2010年6月16日水曜日

Ruth Reichl "The Queen of Mold"

   As one of the guests invited to the party says ironically in The Queen of Mold, “I’ve never tasted anything quite like that before,” I have never read anything like this before. This is not an irony but an honest impression of the story. It is full of humor.    Whence does the humor arise? It comes from the mother’s unique way of cooking. She does not care about mold at all. She just scrapes the fuzzy blue stuff off the food before serving it. She mixes all the leftovers in the refrigerator, from cheese ends to squishy tomatoes, to make “Everything Stew.”    The most humorous part arises when she holds a party inviting more than 150 people. She buys a tremendous amount of food at a wholesale food company including fifty pounds of frozen chicken legs, industrial-size cans of tomato soup, and two cases of canned peaches.

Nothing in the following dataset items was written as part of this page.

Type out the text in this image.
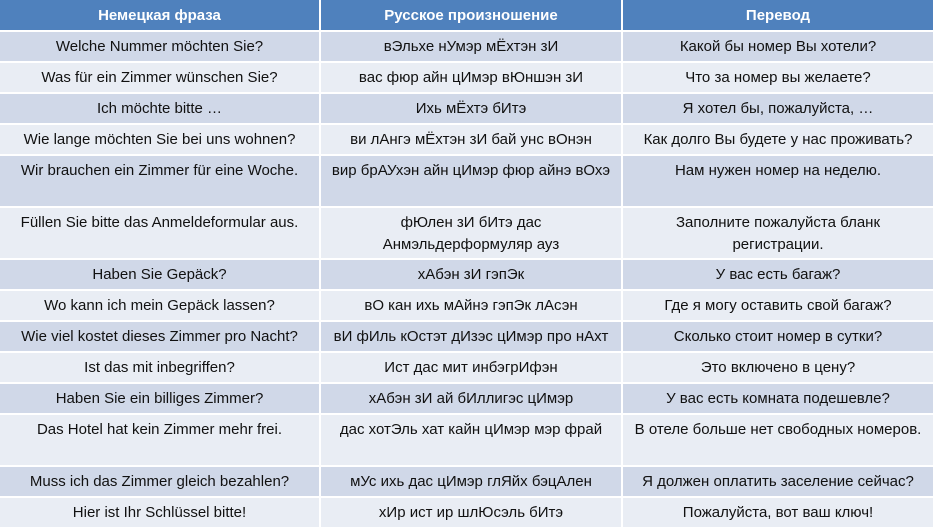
Немецкая фраза	Русское произношение	Перевод
Welche Nummer möchten Sie?	вЭльхе нУмэр мЁхтэн зИ	Какой бы номер Вы хотели?
Was für ein Zimmer wünschen Sie?	вас фюр айн цИмэр вЮншэн зИ	Что за номер вы желаете?
Ich möchte bitte …	Ихь мЁхтэ бИтэ	Я хотел бы, пожалуйста, …
Wie lange möchten Sie bei uns wohnen?	ви лАнгэ мЁхтэн зИ бай унс вОнэн	Как долго Вы будете у нас проживать?
Wir brauchen ein Zimmer für eine Woche.	вир брАУхэн айн цИмэр фюр айнэ вОхэ	Нам нужен номер на неделю.
Füllen Sie bitte das Anmeldeformular aus.	фЮлен зИ бИтэ дас Анмэльдерформуляр ауз	Заполните пожалуйста бланк регистрации.
Haben Sie Gepäck?	хАбэн зИ гэпЭк	У вас есть багаж?
Wo kann ich mein Gepäck lassen?	вО кан ихь мАйнэ гэпЭк лАсэн	Где я могу оставить свой багаж?
Wie viel kostet dieses Zimmer pro Nacht?	вИ фИль кОстэт дИзэс цИмэр про нАхт	Сколько стоит номер в сутки?
Ist das mit inbegriffen?	Ист дас мит инбэгрИфэн	Это включено в цену?
Haben Sie ein billiges Zimmer?	хАбэн зИ ай бИллигэс цИмэр	У вас есть комната подешевле?
Das Hotel hat kein Zimmer mehr frei.	дас хотЭль хат кайн цИмэр мэр фрай	В отеле больше нет свободных номеров.
Muss ich das Zimmer gleich bezahlen?	мУс ихь дас цИмэр глЯйх бэцАлен	Я должен оплатить заселение сейчас?
Hier ist Ihr Schlüssel bitte!	хИр ист ир шлЮсэль бИтэ	Пожалуйста, вот ваш ключ!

Moreover, she buys “everything” at the Automat for almost nothing. The writer worries about how to cook them, which serving bowls to use, and whether the food will poison the guests, but her mother doesn’t care about it at all. The humor lies in the gap, as wide as the Grand Canyon, between the writer’s worry and her mother’s nonchalance. At the end of the story, even when twenty-six guests became sick from food poisoning, she says she doesn’t know why they became sick because her family all feel fine though they ate everything.    Exaggerated expressions also add to the humor. The title, “Queen of Mold” is an exaggeration. “The Queen” is just the suitable word to call the mother. She knows everything about mold. She makes her husband “taste” it, wipe it out, or even hide it in her food. She can manipulate it in any way she wishes. She is more than the master of mold. She is the queen of mold. Some other exaggerations I enjoyed are: “My mission was to keep Mom from killing anybody who came to dinner,” “Mom…came back honking her horn loudly, her car filled to the brim,” “Steak tartare was the bane of my existence,” and “…cook those millions of chicken legs….”    As I was reading the story, I visualized that Ruth Reichl was smiling as she was writing the story. Maybe she can be called “The Queen of Humor.”